Ms. Bouchard made an application for child support, asking the court to order that the trust funds be paid to her in their entirety as lump sum support, but the chambers judge found that in the absence of an administrator for the estate, her application was premature.
Despite this warning, Ms. Bouchard brought a second application (Bouchard v. Bouchard 2018 BCSC 1728) in the summer of 2018, again seeking an order for lump sum child support in the amount of the trust funds held by her deceased husband’s PI lawyers, pursuant to S. 170 (g) of the Family Law Act.
Among the submissions made by Ms. Bouchard was the argument that the funds held in trust did not form part of Mr. Bouchard’s estate; that there were no creditors of the estate; and that Mr. Bouchard’s family was “fine” with her application. With respect to the quantum of the lump sum support she sought, she submitted that her “rough calculation” of the costs of raising her two children, and her “approximate average family costs” should suffice as evidence in support of her claim for the entirety of the trust funds.
The court reviewed the applicable sections of the Wills, Estates and Succession Act, S.B.C. 2009, c. 13 (WESA), namely, sections 150 and 151 of WESA and Supreme Court Family Rules 8-2 and 20-6.

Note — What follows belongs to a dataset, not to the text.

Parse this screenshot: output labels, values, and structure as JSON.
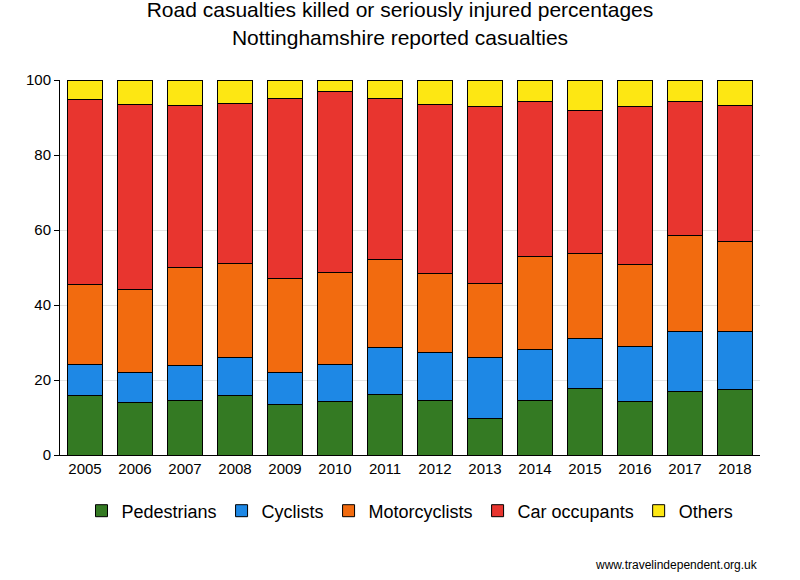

The court declined to accede to Ms. Bouchard’s claim saying:
“Ms. Bouchard’s attempt to obtain these funds using this approach really asks the court to circumvent the proper procedural and substantive law.

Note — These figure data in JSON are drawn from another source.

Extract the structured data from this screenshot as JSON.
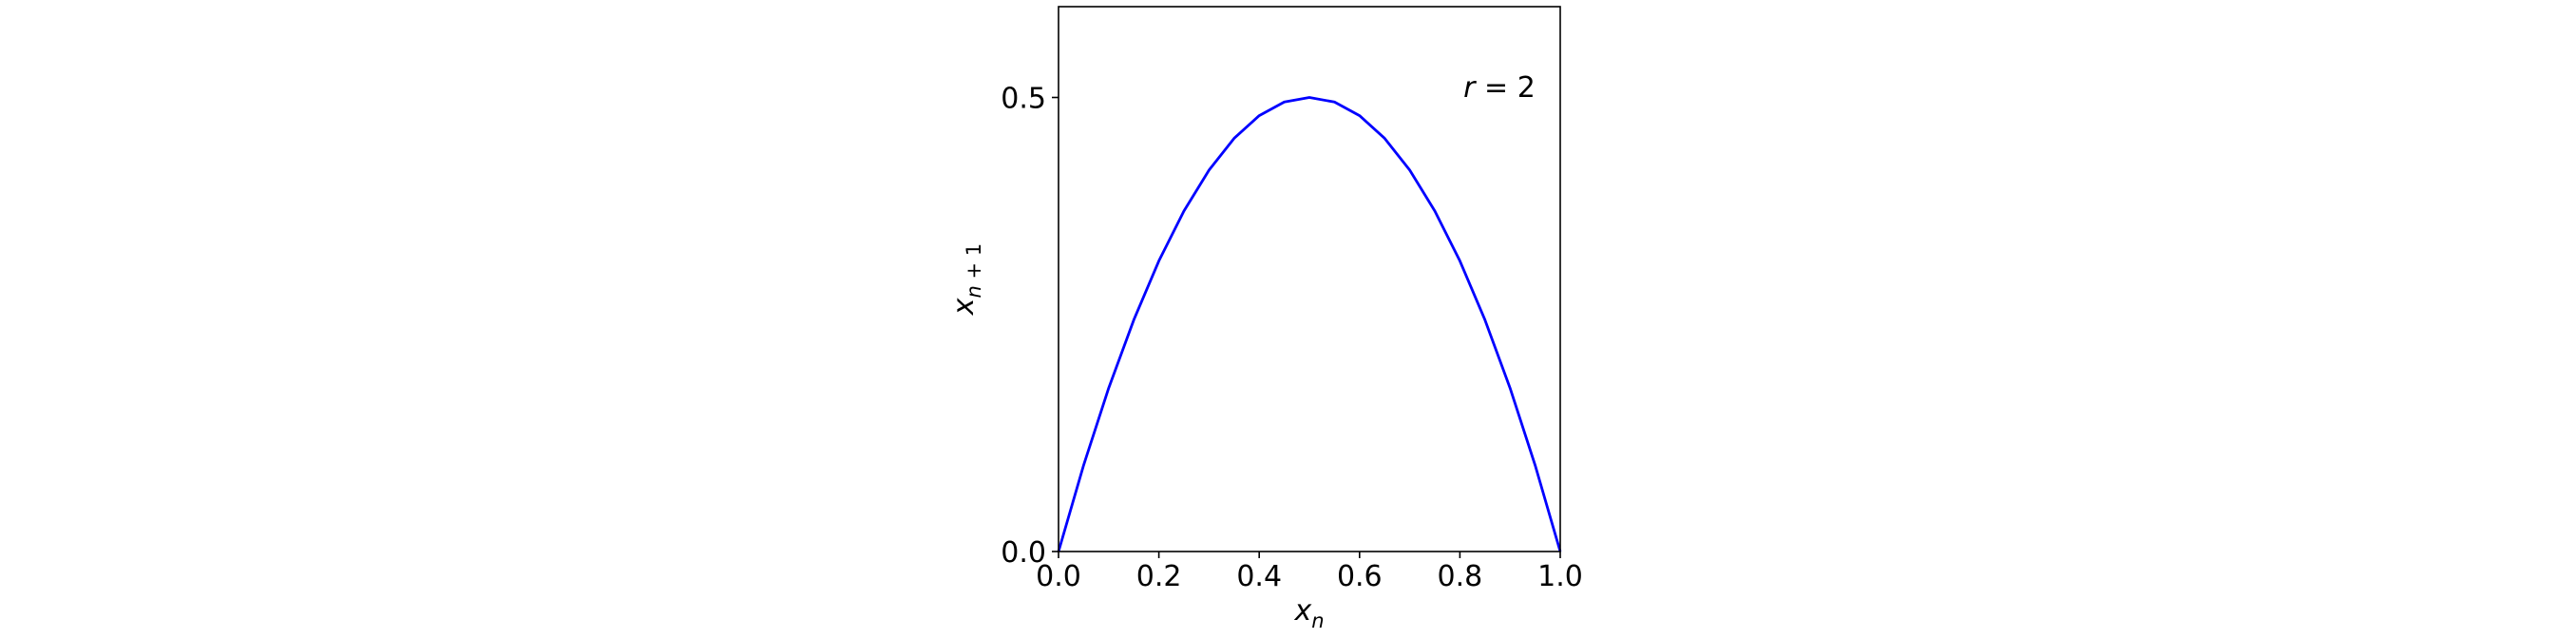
{
  "chart_data": {
    "type": "line",
    "title": "",
    "xlabel": "x_n",
    "ylabel": "x_{n+1}",
    "xlim": [
      0.0,
      1.0
    ],
    "ylim": [
      0.0,
      0.6
    ],
    "xticks": [
      0.0,
      0.2,
      0.4,
      0.6,
      0.8,
      1.0
    ],
    "xtick_labels": [
      "0.0",
      "0.2",
      "0.4",
      "0.6",
      "0.8",
      "1.0"
    ],
    "yticks": [
      0.0,
      0.5
    ],
    "ytick_labels": [
      "0.0",
      "0.5"
    ],
    "grid": false,
    "annotation": "r = 2",
    "series": [
      {
        "color": "#0000ff",
        "x": [
          0.0,
          0.05,
          0.1,
          0.15,
          0.2,
          0.25,
          0.3,
          0.35,
          0.4,
          0.45,
          0.5,
          0.55,
          0.6,
          0.65,
          0.7,
          0.75,
          0.8,
          0.85,
          0.9,
          0.95,
          1.0
        ],
        "y": [
          0.0,
          0.095,
          0.18,
          0.255,
          0.32,
          0.375,
          0.42,
          0.455,
          0.48,
          0.495,
          0.5,
          0.495,
          0.48,
          0.455,
          0.42,
          0.375,
          0.32,
          0.255,
          0.18,
          0.095,
          0.0
        ]
      }
    ]
  }
}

Procedurally, Ms. Bouchard is improperly attempting to obtain orders in the absence of any representation of Mr. Bouchard’s estate. The orders she seeks could only be orders against his estate and no one has been appointed as a personal or litigation representative.”
The court also found that Ms. Bouchard’s reliance on s. 170 of the Family Law Act was misconceived as the legislation contemplated an order for child support against a living payor, not a deceased one.
What is most apparent about this case is that counsel for Ms. Bouchard had already been told by a judge of the court that without the appointment of a personal representative for the estate of her deceased spouse, no orders would be made. Clearly, it should have been obvious that Ms. Bouchard either needed to apply to be appointed administrator or some other relative of Mr. Bouchard’s should have been recruited. I can’t imagine that she could be happy about her multiple unsuccessful court applications, with the same reasons for the dismissal of same.